# Base size for 40k Fiends of Slaanesh?



## Wimbley (Sep 21, 2009)

I recently acquired some OOP fiends, I do not own any new ones, and I know noone who does. I need these based quick for a tourney, but the ones I bought came with none. What is the legal base size for fiends? Thanks in advance. 

Oh, and plz answer in mm, 'large', 'med' etc doesnt help, hehe.


----------



## wombat_tree (Nov 30, 2008)

The base size for a Fiend of Slaanesh is 40mm. (which for future reference would be medium :biggrin


----------



## Wimbley (Sep 21, 2009)

Your answer makes me a sad panda, but thank you very much, I was hopin to get my shipment underway asap, now I can.
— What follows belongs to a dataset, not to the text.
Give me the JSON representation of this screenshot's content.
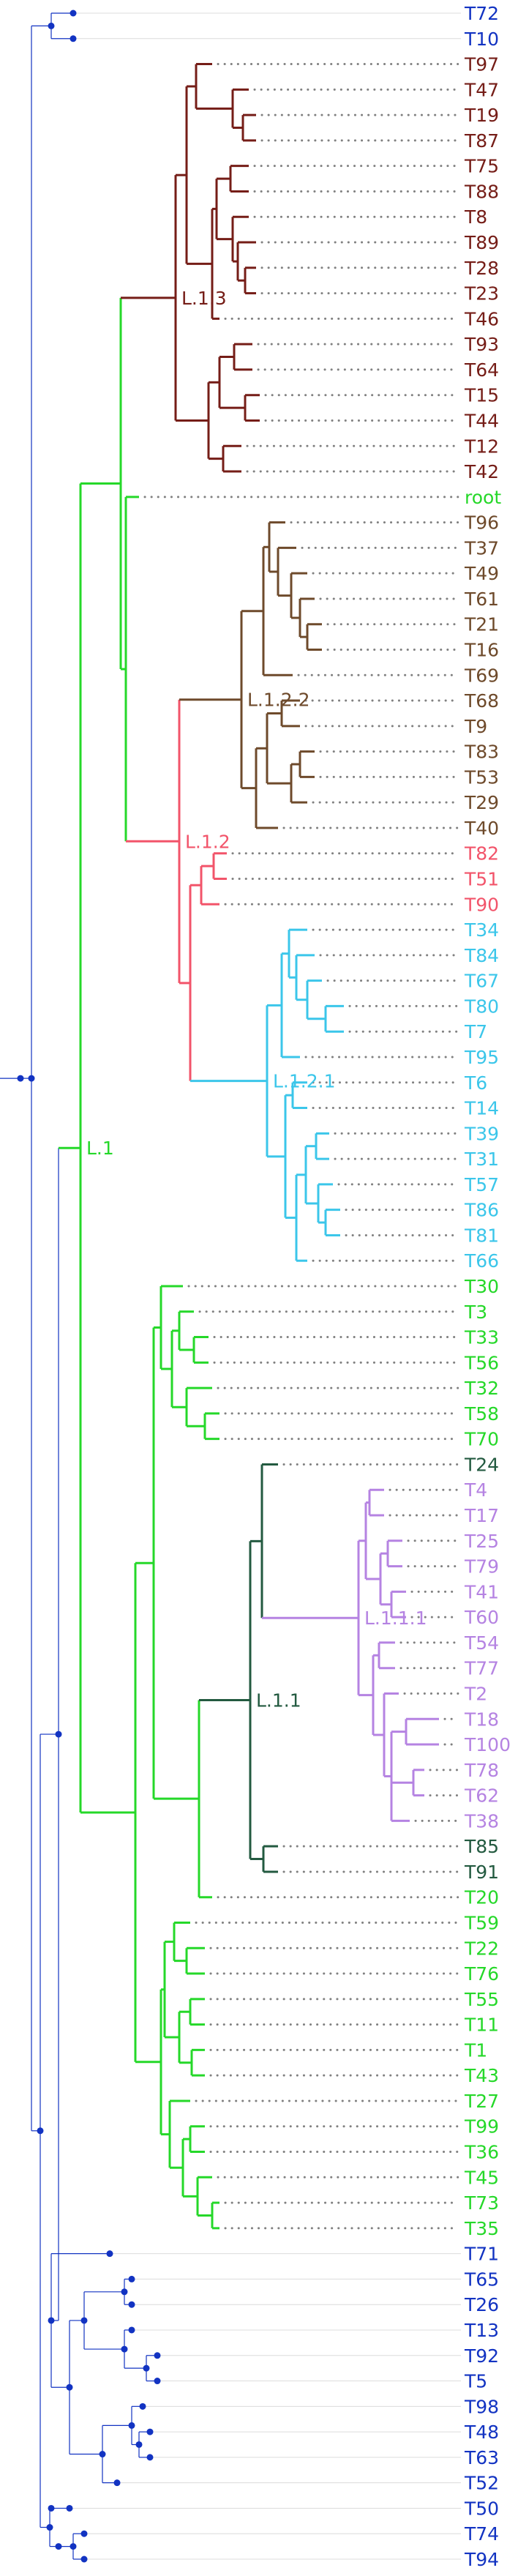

It looks like they'd almost fit on a 25mm, and I found 35mm on ebay, but I'm not even sure those are used in 40k.

Anyways, thanks again.


----------



## bitsandkits (Mar 18, 2008)

these are what you need 

http://www.bitsandkits.co.uk/shop/a...SE-(MONSTER).html?shop_param=cid=103&aid=BD3&


----------



## Inquisitor Varrius (Jul 3, 2008)

Or, to put it in Chaos terms, you need termie bases. Sorry you're a sad panda... have you considered bitz swapping someone at your FLGS? Or find someone who's given up LoTR and grab some of their cavalry models, they use the same bases.

Good luck!


----------



## wombat_tree (Nov 30, 2008)

I highly doubt that without modifications they would fit on a 25mm base and even if they did it would look really weird. You do know that you can just buy packs of bases from Games Workshop don't you?


----------